His look was pained. “You can’t let people’s words or small-mindedness bring out the darkness in you. You’ve got to be stronger than that.”

I had a feeling he wasn’t just referring to me, but to Grandma Rose. He grew up having to defend himself from taunts and rocks and blows from people who made fun of him once they found out his momma had what she calls “the foresight,” and they called “the devil’s gift.” It got so bad they had to move from Farmington to Steelville, which turned out to be a good thing because that’s where he met and married Momma.

“I know. But Daddy, everyone at school thinks our family’s evil.”

He stopped running the brush through Matilda’s mane and looked down at his boots. “Not just at school.”

My breath caught. “You heard something like it in town?”

His jaw tightened and he nodded.

My chest heaved with sobbing I couldn’t release. If I started crying, he’d put a stop to our talk and I needed to know more. “Do you think we’re evil, Daddy?”

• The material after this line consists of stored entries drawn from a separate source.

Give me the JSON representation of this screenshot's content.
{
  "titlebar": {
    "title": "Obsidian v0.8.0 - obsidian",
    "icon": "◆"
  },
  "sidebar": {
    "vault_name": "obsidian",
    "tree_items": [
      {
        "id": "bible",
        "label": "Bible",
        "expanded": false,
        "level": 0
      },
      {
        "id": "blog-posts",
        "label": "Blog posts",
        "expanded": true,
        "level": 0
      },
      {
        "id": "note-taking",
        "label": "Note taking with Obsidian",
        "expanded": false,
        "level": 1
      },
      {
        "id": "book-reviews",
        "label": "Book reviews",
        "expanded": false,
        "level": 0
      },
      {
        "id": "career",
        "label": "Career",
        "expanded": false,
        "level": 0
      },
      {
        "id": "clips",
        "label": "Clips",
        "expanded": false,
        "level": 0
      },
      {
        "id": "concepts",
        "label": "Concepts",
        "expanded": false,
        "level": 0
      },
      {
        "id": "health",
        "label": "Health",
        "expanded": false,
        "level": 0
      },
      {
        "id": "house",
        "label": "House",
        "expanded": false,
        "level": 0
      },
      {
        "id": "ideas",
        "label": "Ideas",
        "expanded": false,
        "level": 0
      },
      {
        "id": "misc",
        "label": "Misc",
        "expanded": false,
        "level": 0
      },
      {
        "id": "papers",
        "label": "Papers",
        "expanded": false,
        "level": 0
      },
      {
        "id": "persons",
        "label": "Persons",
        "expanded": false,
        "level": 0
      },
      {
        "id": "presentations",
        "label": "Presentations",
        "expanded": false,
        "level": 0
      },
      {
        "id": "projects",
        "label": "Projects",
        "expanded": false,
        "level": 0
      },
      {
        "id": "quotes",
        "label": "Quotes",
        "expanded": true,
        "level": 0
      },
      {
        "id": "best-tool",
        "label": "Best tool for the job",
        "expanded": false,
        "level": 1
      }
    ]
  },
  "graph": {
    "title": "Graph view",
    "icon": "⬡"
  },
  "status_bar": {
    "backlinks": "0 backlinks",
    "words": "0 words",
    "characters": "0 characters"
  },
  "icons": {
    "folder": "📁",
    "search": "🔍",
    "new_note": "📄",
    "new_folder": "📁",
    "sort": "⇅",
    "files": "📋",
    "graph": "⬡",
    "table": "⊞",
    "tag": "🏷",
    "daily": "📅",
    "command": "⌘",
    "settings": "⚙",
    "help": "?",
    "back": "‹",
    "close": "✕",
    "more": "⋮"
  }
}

His eyes shifted away from mine. “As far as what y’all have being God-given … I’m not sure about that. Knowing other people’s business seems like there’s no point to it. I don’t get why y’all are burdened with it since it’s brought nothing but trouble. And I can’t protect you from what other people believe or what they’ll do to you because of it.” When he turned to me, his eyes seemed to plead. “All I ever wanted is for us to live a peaceful life. I can’t make that happen myself. You girls have got to help me. Ignore that gift of yours. Don’t ever talk about it. Don’t ever let on that you know about things you shouldn’t.”

I thought about all the times Grandma told us our gift will someday come with the responsibility to help “deliver the weak from the hands of the wicked,” or to stand against injustice if we’re called to. And all the times I promised her I would.

But at that moment, the hurt in Daddy’s eyes pressed heavier on me.

“All right, Daddy. I promise.”

CHAPTER THREE

Daddy wanted us to prove we didn’t have anything to hide or be ashamed of, but after we begged during breakfast, Grandma finally convinced him to let us stay home from school. He gave in when we promised to do an extra book lesson. By midafternoon all our chores and schoolwork were done, so we sat on the front porch—Katherine with her Emily Dickinson poetry book and me with my needlework sampler.

Grandma sat on the porch swing knitting a baby blanket to put in one of our dowry chests. Daddy had made each of us one for our thirteenth birthdays—mine with a swirly S painted in yellow, and Katherine’s with a K in green. Grandma wouldn’t tell us who the blanket was for. She was always collecting or making things she thought we’d need later. This was her way of “honoring the future in the present,” she’d once said. Momma told her she might jinx our futures by assuming and preparing for it, but Grandma explained it was a way of calling to us what we want. I liked that way of thinking.